Shortly after SUSHI arrived at that unknown upscale founder “Chef Nomi” Withdraw all funds From the company’s coffers (valued at roughly $ 27 million) shortly after insisting that the funds were for development and not being taken from the company, he then insisted to Cointelegraph that he had not pulled out an exit scam. The move led to several Twitter comedians claiming that Naomi has “left the kitchen.”
As expected, the SUSHI token was sold out almost immediately because people lost faith in the viability of the project. The sale was so fast that it blew up the entire crypto asset sector, leading to a drop with the rest of DeFi and even ETH and Bitcoin. At one point, the DeFi as a whole is down about 50 percent From previous highs.
A number of experts have been fairly vocal about the bursting of the DeFi bubble and even compared it to the ICO bubble, saying that people have learned nothing since then.
While the “bubble”, as it is, may eventually burst, it would be too early to describe this as the end of the DeFi era. After all, the likes of Cardano (exist) And even Tezos (XTZYou might join the party one day.

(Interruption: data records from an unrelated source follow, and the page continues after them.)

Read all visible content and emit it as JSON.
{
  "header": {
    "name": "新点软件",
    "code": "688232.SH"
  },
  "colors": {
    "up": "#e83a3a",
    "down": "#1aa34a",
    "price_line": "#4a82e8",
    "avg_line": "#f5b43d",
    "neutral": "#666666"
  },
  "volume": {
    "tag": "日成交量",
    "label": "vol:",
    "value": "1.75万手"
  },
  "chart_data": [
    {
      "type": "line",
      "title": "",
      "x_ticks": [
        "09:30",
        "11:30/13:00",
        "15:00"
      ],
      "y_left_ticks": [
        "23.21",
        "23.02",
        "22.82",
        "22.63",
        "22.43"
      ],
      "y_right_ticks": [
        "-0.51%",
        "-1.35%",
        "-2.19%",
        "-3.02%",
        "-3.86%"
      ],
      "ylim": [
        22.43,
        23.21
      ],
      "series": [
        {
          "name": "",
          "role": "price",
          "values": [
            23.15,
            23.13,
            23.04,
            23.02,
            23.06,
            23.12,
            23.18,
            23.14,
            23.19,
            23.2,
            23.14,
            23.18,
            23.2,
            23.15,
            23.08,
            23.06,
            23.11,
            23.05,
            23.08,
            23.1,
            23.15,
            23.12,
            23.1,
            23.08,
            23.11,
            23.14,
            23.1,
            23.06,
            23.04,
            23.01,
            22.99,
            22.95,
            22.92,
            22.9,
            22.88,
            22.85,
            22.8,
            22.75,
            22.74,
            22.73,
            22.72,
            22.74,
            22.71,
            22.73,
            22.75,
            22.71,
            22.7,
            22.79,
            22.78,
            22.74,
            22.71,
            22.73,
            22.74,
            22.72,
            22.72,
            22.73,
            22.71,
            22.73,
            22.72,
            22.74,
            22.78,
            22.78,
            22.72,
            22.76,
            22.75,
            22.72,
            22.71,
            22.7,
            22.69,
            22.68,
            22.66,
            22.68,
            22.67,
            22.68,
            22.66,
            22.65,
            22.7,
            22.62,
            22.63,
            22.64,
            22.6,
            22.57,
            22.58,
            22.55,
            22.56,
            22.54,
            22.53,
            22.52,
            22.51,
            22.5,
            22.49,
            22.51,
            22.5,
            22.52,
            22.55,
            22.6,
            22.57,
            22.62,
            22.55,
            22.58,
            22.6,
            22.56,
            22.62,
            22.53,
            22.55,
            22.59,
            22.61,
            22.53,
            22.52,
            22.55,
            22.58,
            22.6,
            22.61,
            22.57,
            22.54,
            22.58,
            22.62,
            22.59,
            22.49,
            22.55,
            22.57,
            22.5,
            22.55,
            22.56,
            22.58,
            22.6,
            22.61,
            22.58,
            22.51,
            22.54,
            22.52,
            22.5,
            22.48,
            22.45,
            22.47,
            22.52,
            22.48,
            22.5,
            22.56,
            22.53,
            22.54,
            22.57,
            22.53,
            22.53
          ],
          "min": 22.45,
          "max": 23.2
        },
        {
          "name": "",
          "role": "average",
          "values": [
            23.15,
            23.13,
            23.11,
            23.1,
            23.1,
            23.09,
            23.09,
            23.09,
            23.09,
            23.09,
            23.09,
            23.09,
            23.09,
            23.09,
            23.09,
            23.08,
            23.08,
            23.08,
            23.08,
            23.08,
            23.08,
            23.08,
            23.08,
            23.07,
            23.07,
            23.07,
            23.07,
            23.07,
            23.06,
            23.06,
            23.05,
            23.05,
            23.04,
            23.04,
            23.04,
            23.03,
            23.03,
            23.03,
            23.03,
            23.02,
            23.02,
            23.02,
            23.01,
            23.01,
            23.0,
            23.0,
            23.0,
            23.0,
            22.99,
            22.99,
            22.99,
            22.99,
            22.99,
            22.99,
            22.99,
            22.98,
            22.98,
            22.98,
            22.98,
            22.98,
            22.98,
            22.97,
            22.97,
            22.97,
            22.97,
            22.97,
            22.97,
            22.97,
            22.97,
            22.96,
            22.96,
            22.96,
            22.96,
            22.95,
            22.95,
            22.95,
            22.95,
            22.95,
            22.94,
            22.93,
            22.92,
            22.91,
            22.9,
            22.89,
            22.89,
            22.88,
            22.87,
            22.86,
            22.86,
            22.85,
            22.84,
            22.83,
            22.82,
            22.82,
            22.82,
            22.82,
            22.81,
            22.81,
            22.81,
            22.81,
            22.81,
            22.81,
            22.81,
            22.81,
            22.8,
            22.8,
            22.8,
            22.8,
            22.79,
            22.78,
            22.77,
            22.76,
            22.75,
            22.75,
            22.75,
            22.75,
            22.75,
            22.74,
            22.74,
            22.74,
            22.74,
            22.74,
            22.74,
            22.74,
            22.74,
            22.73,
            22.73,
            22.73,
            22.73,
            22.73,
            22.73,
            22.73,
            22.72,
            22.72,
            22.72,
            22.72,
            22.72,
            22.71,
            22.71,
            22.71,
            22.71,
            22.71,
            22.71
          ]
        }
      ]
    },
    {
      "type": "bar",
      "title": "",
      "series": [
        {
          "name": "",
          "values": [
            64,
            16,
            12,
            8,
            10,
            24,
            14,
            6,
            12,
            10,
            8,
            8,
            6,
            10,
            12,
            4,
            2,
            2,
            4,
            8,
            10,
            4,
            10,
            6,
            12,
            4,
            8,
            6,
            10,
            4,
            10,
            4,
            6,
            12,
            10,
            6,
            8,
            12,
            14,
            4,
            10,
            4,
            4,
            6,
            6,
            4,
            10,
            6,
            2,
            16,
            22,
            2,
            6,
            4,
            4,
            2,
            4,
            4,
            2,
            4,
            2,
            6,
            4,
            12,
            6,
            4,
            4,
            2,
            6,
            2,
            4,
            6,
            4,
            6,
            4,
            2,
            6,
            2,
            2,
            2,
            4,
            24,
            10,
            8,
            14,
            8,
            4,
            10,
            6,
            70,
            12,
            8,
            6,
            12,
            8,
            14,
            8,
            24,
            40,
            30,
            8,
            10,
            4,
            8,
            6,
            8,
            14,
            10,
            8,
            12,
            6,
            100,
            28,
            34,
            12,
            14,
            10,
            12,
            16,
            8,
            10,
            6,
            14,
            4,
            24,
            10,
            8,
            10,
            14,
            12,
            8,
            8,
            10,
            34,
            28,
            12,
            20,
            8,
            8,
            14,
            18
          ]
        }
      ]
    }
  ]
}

A Rising Tide … finally turns off
Bitcoin and other tokens outperformed most of the year until recently, and the largest cryptocurrency is cautiously and consistently trying to end the week. positively.
Additionally, there are a number of positives to be taken despite the uncertainty in the market after Chef Nome’s surrender, which did not help the feeling at all and caused widespread capital flight amid fears of exit scams.
BTC fell below $ 10,000 after crossing $ 12,400 in the previous week and stalled around a key support level ever since. ETH was more difficult than it, although it dropped from its highest since 2018 ($ 485) just one week ago to $ 322 early in the week before settling between $ 360 and $ 370 over the past few days.
As of Friday afternoon, there are indications that the market is building a solid foundation before attempting to rally. Capital flight from DeFi declined, and the unwinding of leverage positions also reversed, flattening the futures curve.
The rumors of DeFi’s death were greatly exaggerated
DeFi might be down, but it’s barely getting out. New money continues to flow into existing protocols, and there’s no doubt that more is being built. With them will come critical and societal support.
Total value of DeFi unlocked (in USD). Source: Defipulse
There’s also another big difference from the 2017 ICO boom – there’s a more established secondary market. The past two years have seen the digital asset market grow by leaps and bounds, largely due to the rapid maturity of projects and the people behind them.
In the world of DeFi, traders can earn so-called governance tokens in exchange for providing liquidity to decentralized exchanges and lending protocols like Balancer and Compound. Governance tokens can be used to vote on key protocol improvements.
This kind of stimulus wasn’t there a few years ago when people would invest their money in vaporware on a blank sheet and a prayer. Times they change, and DeFi will likely lead the way.